Data analytics startup Gigasheet closes $7m Series A to democratize big data analysis
Gigasheet, a startup that brings data science and big data analytics capabilities to anyone who can use a spreadsheet, announced it has closed $7 million in a Series A funding round. The no-code analytics platform helps organizations investigate massive data sets without the need for a database, an IT team, or knowledge of any query language like SQL.
VCs backing the company include Accomplice, Argon, Founder Collective, and REV. Other notable participants in the round are Crowdstrike co-founder Dmitri Alperovitch and Android Co-founder Rich Miner. The company was founded in 2020 and initially focused on cybersecurity but has rapidly grown to support thousands of users from a variety of industries.

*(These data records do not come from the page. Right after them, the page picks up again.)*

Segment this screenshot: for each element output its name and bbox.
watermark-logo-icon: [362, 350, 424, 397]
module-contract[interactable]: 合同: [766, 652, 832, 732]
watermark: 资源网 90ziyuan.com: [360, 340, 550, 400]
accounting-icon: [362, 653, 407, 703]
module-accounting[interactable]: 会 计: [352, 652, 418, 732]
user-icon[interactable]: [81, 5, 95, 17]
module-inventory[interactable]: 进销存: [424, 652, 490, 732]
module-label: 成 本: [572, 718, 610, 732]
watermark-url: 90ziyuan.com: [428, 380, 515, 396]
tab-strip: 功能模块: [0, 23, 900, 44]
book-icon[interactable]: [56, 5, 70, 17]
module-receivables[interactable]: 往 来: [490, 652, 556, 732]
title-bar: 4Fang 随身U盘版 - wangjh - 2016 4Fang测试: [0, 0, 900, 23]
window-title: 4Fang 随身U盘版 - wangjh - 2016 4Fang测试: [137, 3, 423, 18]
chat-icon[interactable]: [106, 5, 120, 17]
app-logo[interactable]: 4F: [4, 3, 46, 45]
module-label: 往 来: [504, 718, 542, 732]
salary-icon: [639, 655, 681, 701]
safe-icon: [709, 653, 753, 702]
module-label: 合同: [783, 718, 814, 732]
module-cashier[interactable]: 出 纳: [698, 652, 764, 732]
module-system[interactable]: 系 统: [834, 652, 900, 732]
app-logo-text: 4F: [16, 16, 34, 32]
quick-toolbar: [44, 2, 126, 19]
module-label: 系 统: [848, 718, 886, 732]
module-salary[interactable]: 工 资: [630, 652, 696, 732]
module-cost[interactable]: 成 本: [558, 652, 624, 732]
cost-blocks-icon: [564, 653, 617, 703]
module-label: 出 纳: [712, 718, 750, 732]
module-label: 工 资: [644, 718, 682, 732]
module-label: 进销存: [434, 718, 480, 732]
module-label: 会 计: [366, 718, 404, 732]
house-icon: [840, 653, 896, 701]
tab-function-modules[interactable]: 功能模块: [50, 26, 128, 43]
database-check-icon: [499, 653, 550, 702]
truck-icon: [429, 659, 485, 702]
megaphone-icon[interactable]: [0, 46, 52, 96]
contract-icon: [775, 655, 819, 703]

Jason Hines, CEO and Co-founder, Gigasheet,: "We've been amazed at the broad range of people using Gigasheet in ways that we couldn't have imagined. We are seeing people work on everything from COVID research to Ukraine cyber intelligence analysis, and even voter data. In the same way Shopify makes it easy for anyone to sell online, or iMovie enables anyone to make short films, Gigasheet helps anyone get into big data analysis. If you can use a spreadsheet, you can use Gigasheet."
Despite the rise and growing popularity of enterprise big data platforms, most users still resort to flexible, commonly available applications like Microsoft Excel for quick data analysis and triage. Excel's long-standing row limitations make it inadequate in today's world where files containing millions of rows of data are commonplace. While more advanced programmatic approaches like Python Pandas and R libraries are powerful, they are out of reach for many entry-level professionals due to the substantial learning curve.
Gigasheet estimates around 750 million Excel users globally, but only about 3 million data scientists and big data engineers. They see an opportunity to help with easier-to-use products that offer the power and scale of an enterprise big data platform without complex technical setup, training, or maintenance.
Garth Griffin, CTO, Gigasheet: ''Often, the hardest part of big data analysis is getting the information into a platform where you can see it and work with it, and after that it's just a few data transformations to get the answers you need. Data scientists or engineers can do that work, but with the right technology, we can empower any analyst with spreadsheet skills to take on big data themselves. Gigasheet is that technology. Gigasheet's users are now doing just that.''
The company has processed more than 12 billion rows of user data over the last quarter.